Recorrí con un dedo el vello corto y suave del hocico de Sam. Si no hubiera estado sedado, no me habría permitido hacer algo así, pero el somnífero le adormecía los instintos. Cerró los ojos, en un gesto tan humano que recobré la esperanza.
—Grace, tienes que decidirte ya. ¿Lo hacemos o no?
—Espera —respondí—. Tengo una idea.
Me senté en el suelo y le susurré a Sam:
—Quiero que me escuches, si puedes.
Luego apoyé la cabeza en su cuello y recordé el bosque dorado que él me había mostrado hacía ya tanto tiempo. Recordé el modo en que las hojas, amarillas como sus ojos, revoloteaban como mariposas que buscaran posarse en el suelo. Pensé en los esbeltos troncos de los abedules, lechosos y suaves como la piel humana. Vi a Sam en medio del bosque con los brazos extendidos, su silueta oscura y sólida entre los árboles difuminados. Recordé cómo me había abrazado aquella tarde, cómo yo le había golpeado el pecho, la ternura con la que nos habíamos besado. Repasé cada beso que habíamos compartido y todas las ocasiones en que me había acurrucado entre sus brazos. Rescaté la tierna tibieza de su aliento acariciándome la nuca mientras dormía.
Recordé a Sam.
Lo recordé aquel día de invierno, cuando dejó de ser lobo por pura fuerza de voluntad. Por mí. Para salvarme.

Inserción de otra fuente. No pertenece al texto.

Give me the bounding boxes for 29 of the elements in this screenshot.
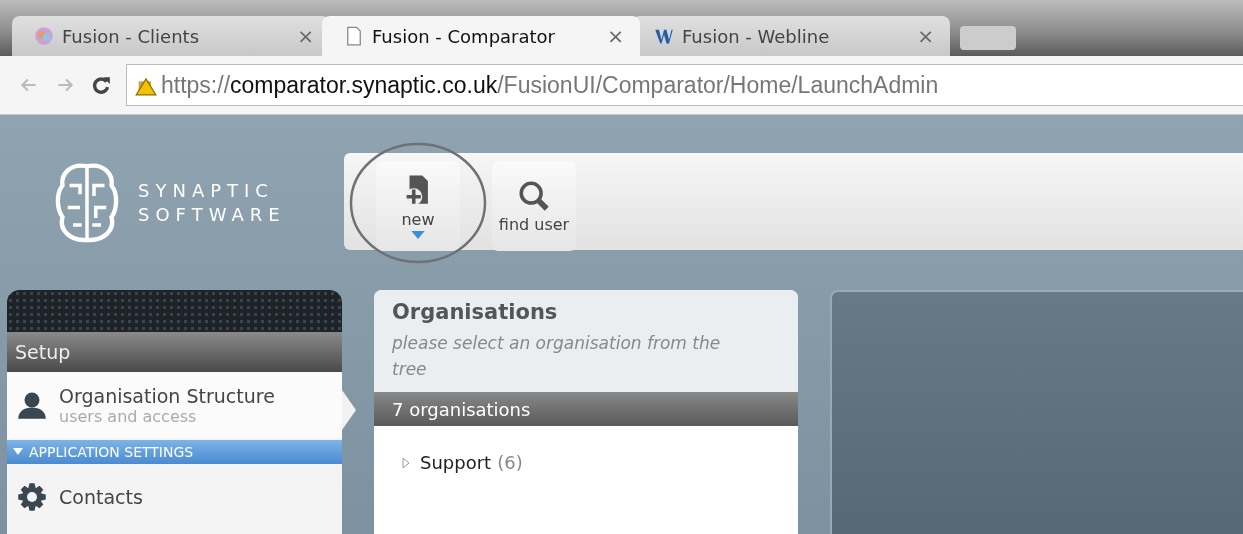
browser-tab[interactable]: Fusion - Comparator × (322, 16, 640, 56)
tab-title: Fusion - Webline (682, 25, 831, 47)
selection-pointer-icon (342, 390, 356, 430)
tab-title: Fusion - Clients (62, 25, 200, 47)
panel-hint: please select an organisation from the tree (392, 332, 722, 381)
page-icon (344, 26, 364, 46)
caret-icon[interactable] (411, 230, 425, 239)
item-label: Contacts (59, 486, 143, 508)
address-field[interactable]: https://comparator.synaptic.co.uk/FusionUI/Comparator/Home/LaunchAdmin (126, 64, 1243, 106)
close-icon[interactable]: × (297, 24, 314, 48)
expand-triangle-icon[interactable] (402, 456, 410, 469)
person-icon (17, 390, 47, 420)
close-icon[interactable]: × (917, 24, 934, 48)
panel-title: Organisations (392, 300, 559, 324)
find-user-button[interactable]: find user (492, 161, 576, 251)
new-button[interactable]: new (376, 161, 460, 251)
item-sublabel: users and access (59, 406, 198, 426)
item-label: Organisation Structure (59, 384, 275, 407)
count-bar: 7 organisations (374, 392, 798, 426)
logo-text: SOFTWARE (138, 202, 286, 227)
search-icon (517, 178, 551, 213)
logo-text: SYNAPTIC (138, 178, 275, 203)
reload-icon[interactable] (90, 74, 112, 96)
tree-node[interactable]: Support (6) (402, 452, 798, 473)
tab-title: Fusion - Comparator (372, 25, 556, 47)
sidebar-title: Setup (7, 332, 342, 372)
brain-icon (34, 26, 54, 46)
close-icon[interactable]: × (607, 24, 624, 48)
gear-icon (17, 482, 47, 512)
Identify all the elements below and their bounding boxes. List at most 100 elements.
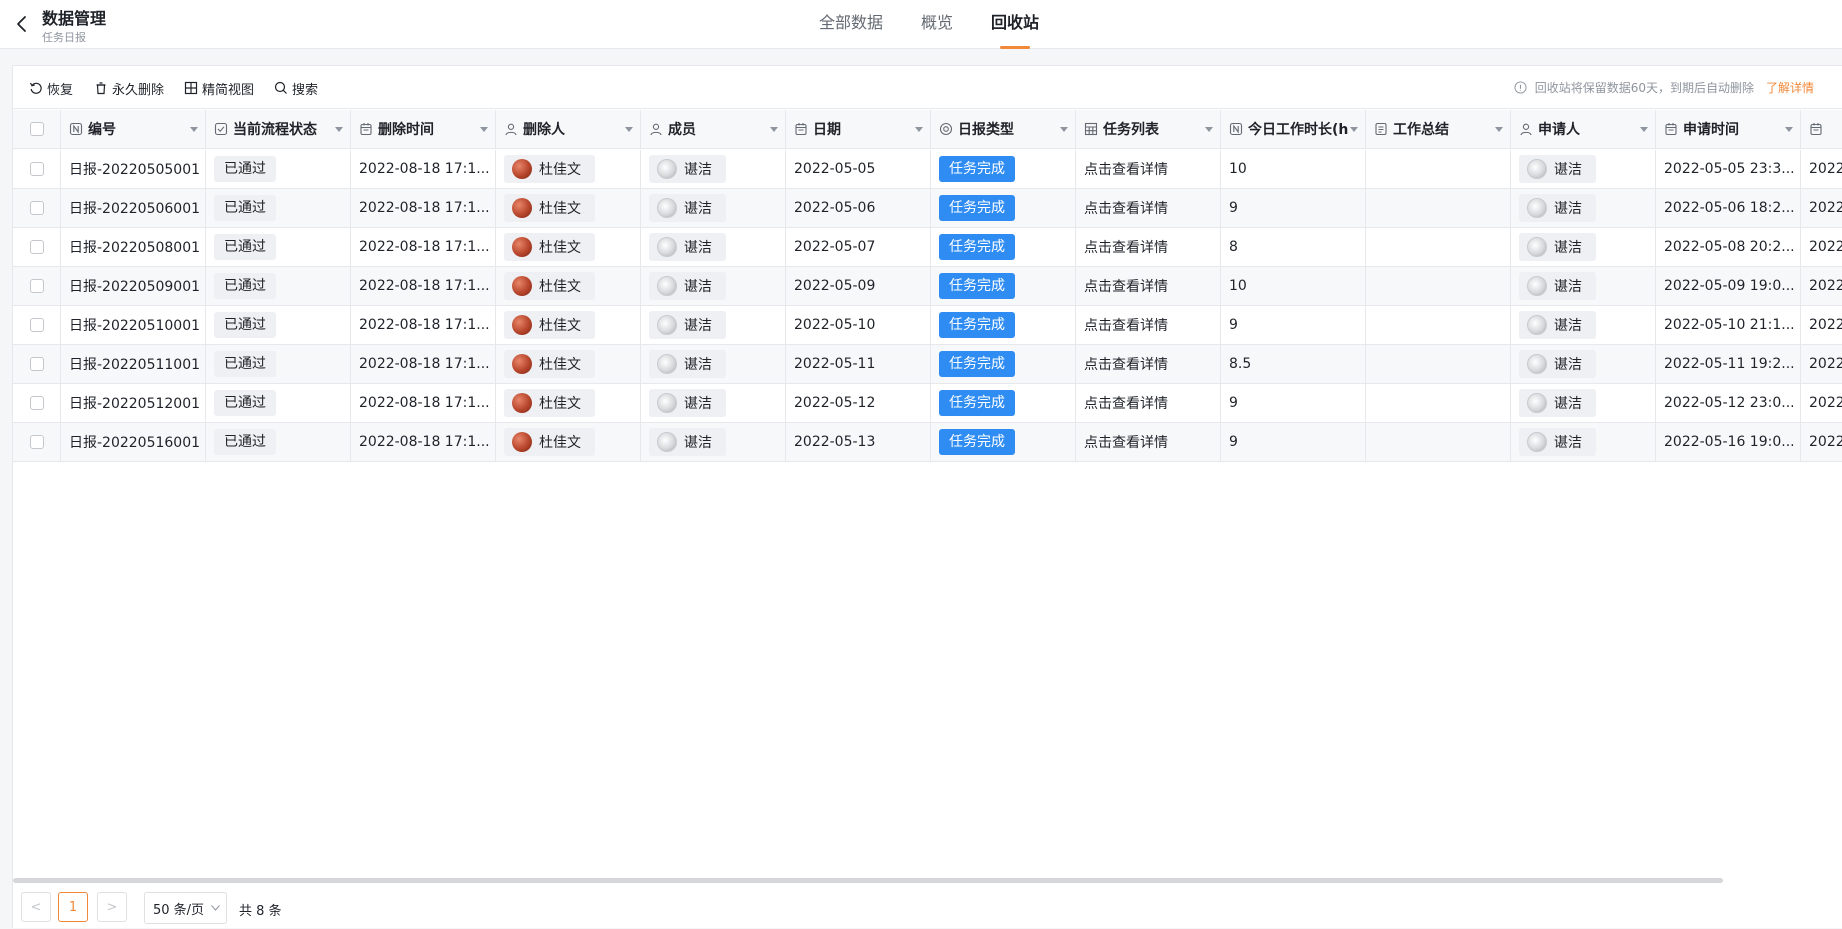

Sam se revolvió y retrocedió con la cabeza gacha y el rabo entre las piernas. Se estremecía.
—¿Qué está pasando? —dijo Isabel sin soltar el picaporte.
Sam siguió retrocediendo hasta chocar con el armario que estaba tras él, se ovilló en el suelo y volvió a estirarse. Estaba liberándose. Estaba despojándose de su piel del lobo. Era el lobo y era Sam, y entonces volvió a
ser
tan
sólo
Sam.
—Rápido —susurró; sufría violentas sacudidas, y sus uñas aún eran garras que rayaban las baldosas—. Vamos, hazlo ahora.
Isabel se había quedado petrificada junto a la puerta.
—¡Isabel! ¡Date prisa!
Saliendo de su pasmo, Isabel se acercó y se acuclilló junto a nosotros. Sam se mordió el labio con tanta fuerza que empezó a brotarle sangre. Le sujeté la mano.
—Grace… aprisa —me urgió con voz crispada—. No puedo aguantar más.
Sin hacer ninguna pregunta, Isabel agarró el brazo de Sam, le dio la vuelta, hundió en él la jeringuilla y comenzó a empujar el émbolo; pero en aquel momento Sam sufrió un espasmo y la aguja se salió del brazo a media inyección. Sam se apartó de mí y vomitó.
—Sam…
Se había ido. Se había vuelto a transformar en lobo en la mitad de tiempo que le había llevado recuperar la forma humana, en un lobo tembloroso y tambaleante que se derrumbó en el suelo.
—Lo siento, Grace —dijo simplemente Isabel, dejando la jeringuilla en un estante—. Mierda. Creo que Jack está gritando. Vuelvo enseguida.
La puerta se abrió y se cerró a sus espaldas, y yo me arrodillé junto a Sam y hundí el rostro en su pelaje. Su respiración sonaba trabajosa. «Lo he matado. Esto lo va a matar», pensé una y otra vez.